4.2.2. Implementing the Logistic Regression Model
The efficiency of the proposed method of variable selection (GSA) can be measured by comparing its results as in (34) with the results gained from fitting the logistic regression model by using the backward elimination method (BEM). These results are shown in Tables 3 and 4.
Step | −2Log L | Df | Sig. | df | Sig. | Nag. R2 | ||
---|---|---|---|---|---|---|---|---|
6 | 357.813 | 7.268 | 3 | 0.064 | 8.465 | 8 | 0.389 | 0.30 |
7 | 359.021 | 6.061 | 2 | 0.048 | 0.055 | 2 | 0.973 | 0.25 |
8 | 360.189 | 4.892 | 1 | 0.027 | — | — | — | 0.20 |
Steps | Risk factors | Sig. (P) | |
---|---|---|---|
Step 6 | CHOL | 0.538 | 0.061 |
SAGE | 0.151 | 0.271 | |
BMI | −0.325 | 0.241 | |
Constant | −1.711 | 0.000 | |
Step 7 | CHOL | 0.610 | 0.029 |
BMI | −0.300 | 0.276 | |
Constant | −1.758 | 0.000 | |
Step 8 | CHOL | 0.605 | 0.030 |
Constant | −1.946 | 0.000 |
Table 3 shows the overall fitting criteria required for the last three steps of a logistic regression model fitted by the use of the BEM.
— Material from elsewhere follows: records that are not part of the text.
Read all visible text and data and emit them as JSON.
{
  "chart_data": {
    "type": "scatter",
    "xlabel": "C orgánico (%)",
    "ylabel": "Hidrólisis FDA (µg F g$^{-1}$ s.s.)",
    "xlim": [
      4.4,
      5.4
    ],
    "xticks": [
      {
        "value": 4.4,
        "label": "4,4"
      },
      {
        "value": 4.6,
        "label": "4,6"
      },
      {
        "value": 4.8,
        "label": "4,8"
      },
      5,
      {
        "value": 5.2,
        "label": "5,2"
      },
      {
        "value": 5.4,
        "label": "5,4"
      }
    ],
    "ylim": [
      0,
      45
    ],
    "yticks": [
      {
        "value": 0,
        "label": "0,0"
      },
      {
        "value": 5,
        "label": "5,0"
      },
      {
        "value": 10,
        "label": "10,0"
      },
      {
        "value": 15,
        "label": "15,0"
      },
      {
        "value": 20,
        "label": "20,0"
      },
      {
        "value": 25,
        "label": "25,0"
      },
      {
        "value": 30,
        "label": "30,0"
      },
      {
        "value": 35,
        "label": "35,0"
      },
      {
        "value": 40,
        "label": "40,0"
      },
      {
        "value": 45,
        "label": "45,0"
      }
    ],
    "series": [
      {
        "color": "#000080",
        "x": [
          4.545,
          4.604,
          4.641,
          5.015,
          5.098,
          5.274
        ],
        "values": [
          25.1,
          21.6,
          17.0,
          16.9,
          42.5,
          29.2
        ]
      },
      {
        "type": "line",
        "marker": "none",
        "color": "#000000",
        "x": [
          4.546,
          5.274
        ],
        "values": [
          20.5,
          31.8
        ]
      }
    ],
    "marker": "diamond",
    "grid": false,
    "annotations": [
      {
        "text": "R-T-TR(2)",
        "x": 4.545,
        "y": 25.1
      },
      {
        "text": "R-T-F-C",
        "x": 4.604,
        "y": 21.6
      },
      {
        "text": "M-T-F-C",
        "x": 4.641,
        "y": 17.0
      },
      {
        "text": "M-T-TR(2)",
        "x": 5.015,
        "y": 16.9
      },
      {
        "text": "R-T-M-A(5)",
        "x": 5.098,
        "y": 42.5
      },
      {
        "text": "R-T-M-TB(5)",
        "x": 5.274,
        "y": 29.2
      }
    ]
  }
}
Also Table 4 shows the last three steps of iteration to choose the important risk factors. These results represent the sequential elimination of the factors, which requires eight steps to rank these risk factors according to their importance; however, the proposed method does not need these iterations.
5. Conclusions
The results in Tables 1 to 4 and (31) to (36) for the two examples confirm that the proposed method is capable of distinguishing between important and unimportant risk factors. The proposed method ranked the risk factors according to their decreasing importance as shown in Tables 1 and 2. In the example in which we compared the proposed method with those methods that are typically used, we found that its performance very much resembled the SCAD method in which the same risk factors are selected. From the first example, we found that the important risk factors are age, the area of the burns, and the interaction between them. In the second example we found that the obesity factors (BMI and W/H) are the most influential risk factor on the incidence of CHD, the second risk factor is age, and the third risk factor is the total cholesterol. These play the major roles, representing approximately 74% of the incidence of CHD. Thus, they are considered the most important risk factors according to their individual percentages of contribution in the incidence of CHD as shown in Table 1. Compression between the results of the fitting of the full logistic regression model as in (31) and the chosen models as in (34) and (36) confirm the efficiency of the proposed method in its selection of the most important risk factors. Equation (34) represents the best model, according to the model evaluation criteria, because it consists of the most influential risk factors. Therefore, a medical care plan and medical interventions should comply with this ordering of these factors. Also, to further confirm these results, one of the traditional variable selection methods was used (backward elimination method), which yields different results after eight steps, but the proposed method orders the risk factors without iteration and without the need to fit multiple regression models. Finally, these results together confirm and emphasize the importance of GSA as a variable selection method.
Acknowledgment
This work was supported by USM fellowship.